Growing up, music was a big thing in our home.  My parents cared for singing, and they encouraged this in me and my five brothers and sisters.  I loved, for instance, on a Friday evening, singing songs with my sister Terry, while my other sister, Sherry, played the piano.  Sometimes we would sing through the entire Rodgers and Hart Songbook, such songs as "Where or When," "With a Song in My Heart," and one particular favorite, "I Didn't Know What Time It Was."  As the three of us worked to have our voices and the notes of the piano blend well, we had a sense of pleasure and power that had us feel very good!  But we weren't always singing together, and I often went after another kind of power, battling with them tooth and nail, insisting, for instance, on seeing my television show, and throwing a tantrum until I got my way.

      I spent a lot of time with my best friend, Heather Chandler,  whose parents owned a large Criss Craft Cabin Cruiser, and often was invited to go on boating trips with them.  Heather and I would water ski behind their boat for miles up the Potomac River on our way to Piney Point, a resort on the coast.  Though I felt excited being introduced to new vistas of wide water and lush landscapes, I also liked looking down on Heather's family, thinking my family was more cultured and refined.  The Chandlers were in the construction business, and I saw them as coarse and unsophisticated.  I was becoming a snob.  "They probably never listened to a piece of classical music," I thought--something we did all the time.  Going after power through making "the meaning of [people and] reality less," I was to learn years later, was the reason I felt so unsure of myself, and often had an empty, aching feeling inside.  "The most important thing," Mr. Siegel said to me in an early class I attended, "is whether we feel it is wise to be fair to [other people]."  And he explained:

"The danger of having contempt is 5-alarm....Don't get any importance from having contempt.  Once you do, [you should be worried], because contempt that makes for one's importance is the one poison that is attractive as anything." 

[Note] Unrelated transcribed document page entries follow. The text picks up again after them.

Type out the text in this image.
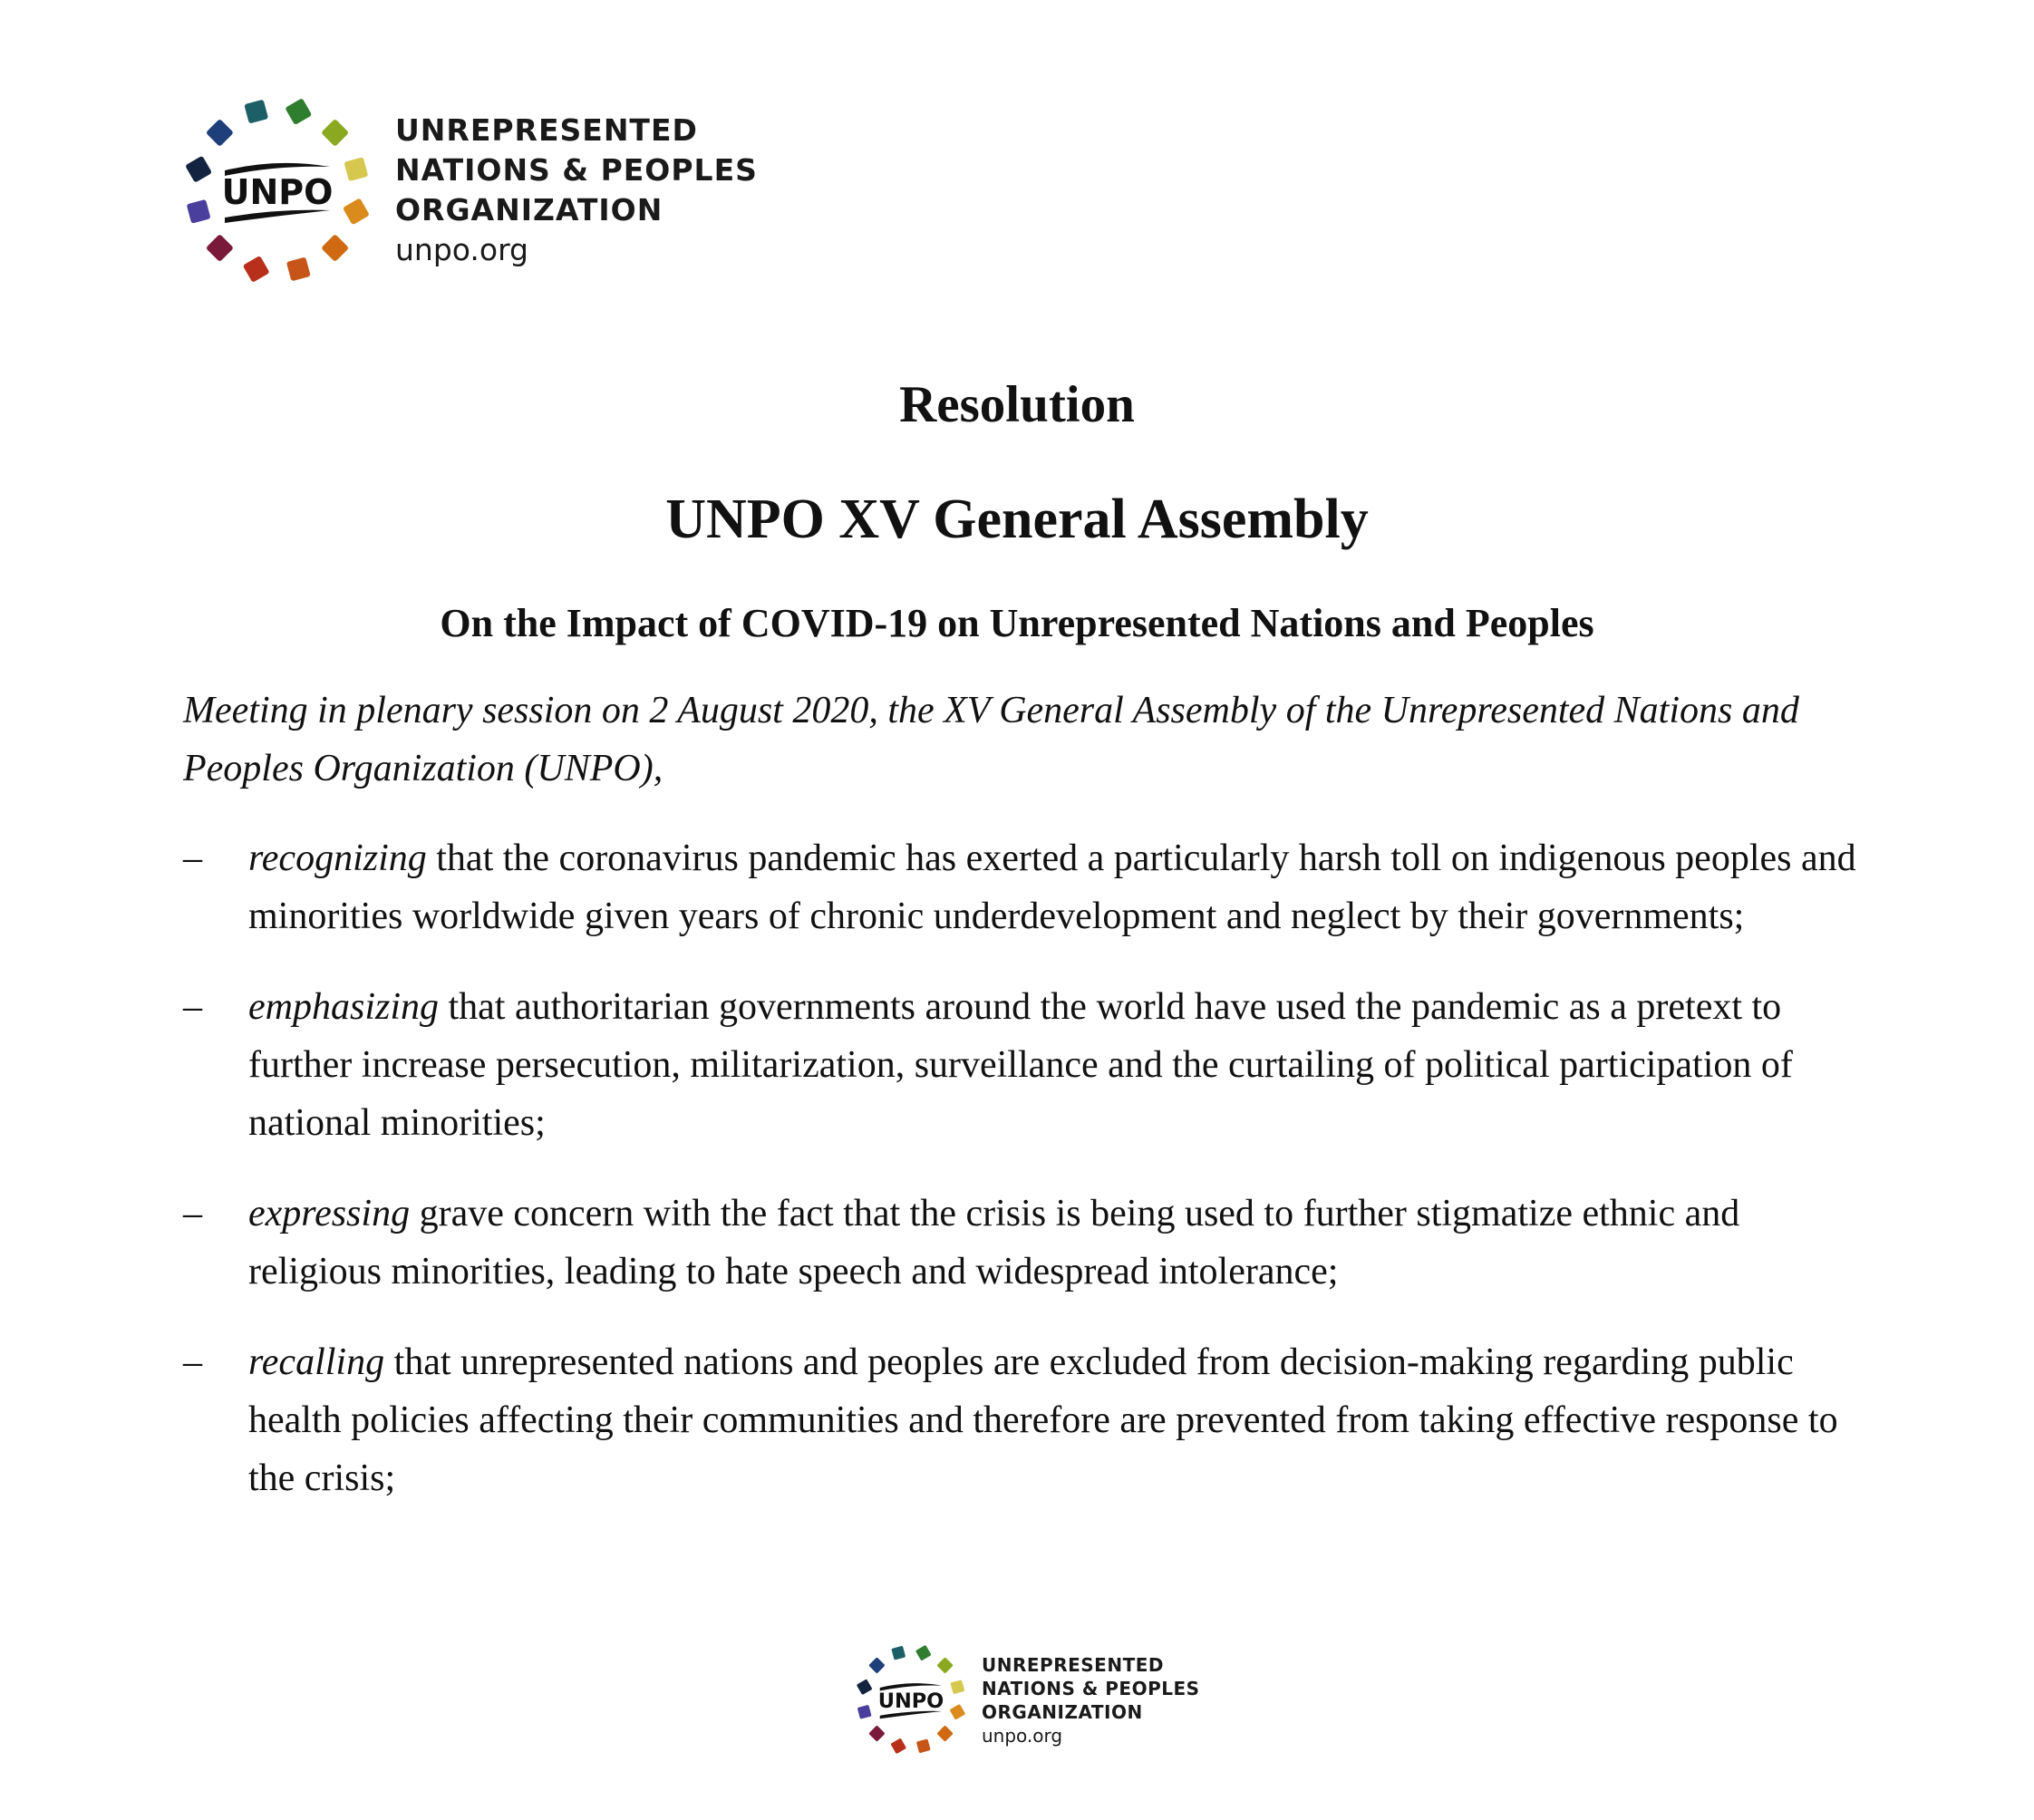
UNPO
UNREPRESENTED
NATIONS & PEOPLES
ORGANIZATION
unpo.org
Resolution
UNPO XV General Assembly
On the Impact of COVID-19 on Unrepresented Nations and Peoples

Meeting in plenary session on 2 August 2020, the XV General Assembly of the Unrepresented Nations and Peoples Organization (UNPO),

– recognizing that the coronavirus pandemic has exerted a particularly harsh toll on indigenous peoples and minorities worldwide given years of chronic underdevelopment and neglect by their governments;
– emphasizing that authoritarian governments around the world have used the pandemic as a pretext to further increase persecution, militarization, surveillance and the curtailing of political participation of national minorities;
– expressing grave concern with the fact that the crisis is being used to further stigmatize ethnic and religious minorities, leading to hate speech and widespread intolerance;
– recalling that unrepresented nations and peoples are excluded from decision-making regarding public health policies affecting their communities and therefore are prevented from taking effective response to the crisis;
UNPO
UNREPRESENTED
NATIONS & PEOPLES
ORGANIZATION
unpo.org
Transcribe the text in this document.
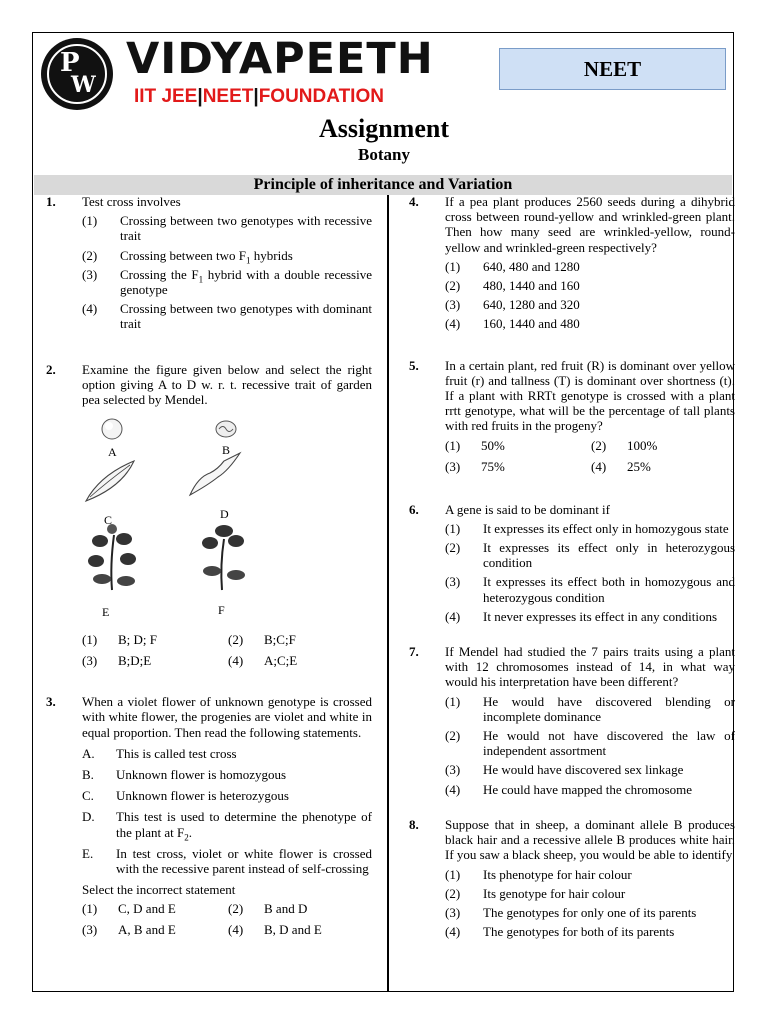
P
W
VIDYAPEETH
IIT JEE|NEET|FOUNDATION
NEET
Assignment
Botany
Principle of inheritance and Variation
1. Test cross involves
(1) Crossing between two genotypes with recessive trait
(2) Crossing between two $F_1$ hybrids
(3) Crossing the $F_1$ hybrid with a double recessive genotype
(4) Crossing between two genotypes with dominant trait
2. Examine the figure given below and select the right option giving A to D w. r. t. recessive trait of garden pea selected by Mendel.
A	B
C	D
E	F
(1) B; D; F	(2) B;C;F
(3) B;D;E	(4) A;C;E
3. When a violet flower of unknown genotype is crossed with white flower, the progenies are violet and white in equal proportion. Then read the following statements.
A. This is called test cross
B. Unknown flower is homozygous
C. Unknown flower is heterozygous
D. This test is used to determine the phenotype of the plant at $F_2$.
E. In test cross, violet or white flower is crossed with the recessive parent instead of self-crossing
Select the incorrect statement
(1) C, D and E	(2) B and D
(3) A, B and E	(4) B, D and E
4. If a pea plant produces 2560 seeds during a dihybrid cross between round-yellow and wrinkled-green plant. Then how many seed are wrinkled-yellow, round-yellow and wrinkled-green respectively?
(1) 640, 480 and 1280
(2) 480, 1440 and 160
(3) 640, 1280 and 320
(4) 160, 1440 and 480
5. In a certain plant, red fruit (R) is dominant over yellow fruit (r) and tallness (T) is dominant over shortness (t). If a plant with RRTt genotype is crossed with a plant rrtt genotype, what will be the percentage of tall plants with red fruits in the progeny?
(1) 50%	(2) 100%
(3) 75%	(4) 25%
6. A gene is said to be dominant if
(1) It expresses its effect only in homozygous state
(2) It expresses its effect only in heterozygous condition
(3) It expresses its effect both in homozygous and heterozygous condition
(4) It never expresses its effect in any conditions
7. If Mendel had studied the 7 pairs traits using a plant with 12 chromosomes instead of 14, in what way would his interpretation have been different?
(1) He would have discovered blending or incomplete dominance
(2) He would not have discovered the law of independent assortment
(3) He would have discovered sex linkage
(4) He could have mapped the chromosome
8. Suppose that in sheep, a dominant allele B produces black hair and a recessive allele B produces white hair. If you saw a black sheep, you would be able to identify
(1) Its phenotype for hair colour
(2) Its genotype for hair colour
(3) The genotypes for only one of its parents
(4) The genotypes for both of its parents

     When I got older, I felt, as many women do, that I would finally be sure of myself through having a big effect on a man.  And this began with how I saw my father.  In my first Aesthetic Realism consultation, I was asked: "[Through] your impression of your parents, do you think you came to any decisions as to how to be?"  "Well, I pretty well had it figured out how to be," I replied.  "I knew if my mother criticized me, my father would side with me....It gave me power..."
Consultants.   Did you feel your father was weak about 
    you?
LA.  Yes! Yes!
Consultants.  Did you feel all men would be?
I did. And I began to see, how I had come to associate power for myself, with other people being weak.  Once at a party, I flirted with Lance Loftman, who was very handsome, and also my best friend's date.  When he briefly stole a kiss, and whispered he'd call me, I had a sense of power--he preferred me to her; I was walking on air!  But later at home, I felt awful.  I couldn't understand why I was on top of the world at one moment, and in the bottom of a pit at another.  When Lance called the next day to ask me out, I was embarrassed and stumbled out some excuse.  I never went out with him.  In Self and World, Mr. Siegel explained:
"We want to be praised, to have power, but we also want to deserve this.  There is such a thing as the ethical unconscious.  Well, if we praise ourselves and we know we have been unfair to outside reality in doing so, there is a troubling conflict in us...." (p. 267)
      As time went on, I was becoming increasingly bitter about my life, and worried that I didn't have the ability to really love someone.  "Does a certain kind of power," Mr. Siegel once asked a student in a class, interfere with a power you want more?"  Yes!